I became a “TMRA representative” for Morrison Knudsen (MK) during the mid-1980’s as both a support member and an operator member. When MK left Texas in 1998, I became an Individual Member representing my environmental consulting business and from a different prospective, the needs of my Texas clients. Deciding not to join TMRA was not and is not an option if you are actually participating in the mining industry in Texas. During the years I represented MK, I learned the value of TMRA, not just for “marketing” as many companies justify membership, but as a forum important for promoting and protecting our industry, as well as an important communication tool among members of the industry and between members of the industry and outside entities.
I believe TMRA serves an important role where synergy between companies can be utilized to solve challenges created in the regulatory environment. TMRA serves as a platform where issues of the day can be shared and discussed with strategies developed to address potential solutions. More importantly, TMRA serves as a conduit for communication; not just internally and with regulators, but also with lawmakers, to ensure the right people are properly educated on issues important to the mining industry.
My first experience with TMRA was from a unique position of being part of an engineering/environmental (consulting) office that also represented two working coal mines. From my perspective and with my unique background, I understand the values of planning and executing the mining processes, as well as the day to day challenges. Through permitting experiences with hard rock mines (in Texas and other states) I have extensive experiences with regulations and regulators.
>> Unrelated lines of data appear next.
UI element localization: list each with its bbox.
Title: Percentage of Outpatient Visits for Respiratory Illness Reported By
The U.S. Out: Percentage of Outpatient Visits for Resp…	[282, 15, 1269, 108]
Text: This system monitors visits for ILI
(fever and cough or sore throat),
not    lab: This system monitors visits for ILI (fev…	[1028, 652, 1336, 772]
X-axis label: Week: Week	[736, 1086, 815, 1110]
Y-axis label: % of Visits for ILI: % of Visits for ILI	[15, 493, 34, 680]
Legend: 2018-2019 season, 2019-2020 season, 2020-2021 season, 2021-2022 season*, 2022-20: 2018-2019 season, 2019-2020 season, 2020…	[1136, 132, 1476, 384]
With an advanced degree in Wildlife Biology and being a Certified Wildlife Biologist, I have spent my career working with natural resource issues, particularly endangered species, wetlands and native landscape reclamation. Mine permitting in Texas is complex and extends beyond just obtaining permits. While dealing regularly with the Railroad Commission and U.S. Army Corps of Engineers, I have also dealt with the Texas Commission on Environmental Quality, local county governments, the General Land Office and even the U.S. Coast Guard. Serving as Permitting Coordinator, I assist my clients in managing these complex issues, foreseeing the pitfalls, and planning the proper paths to meet operational timeframes. Being a TMRA member is critical for staying abreast of the changing landscape the mining industry deals with, and assisting my Clients with navigating that landscape.
We cannot minimize the importance of TMRA to mining. TMRA is an important tool and a critical component of the Mining Industry of Texas.
Glenn Norton is a sole proprietor and owner/operator of CNG Environmental, based in Lytle, Texas outside of San Antonio.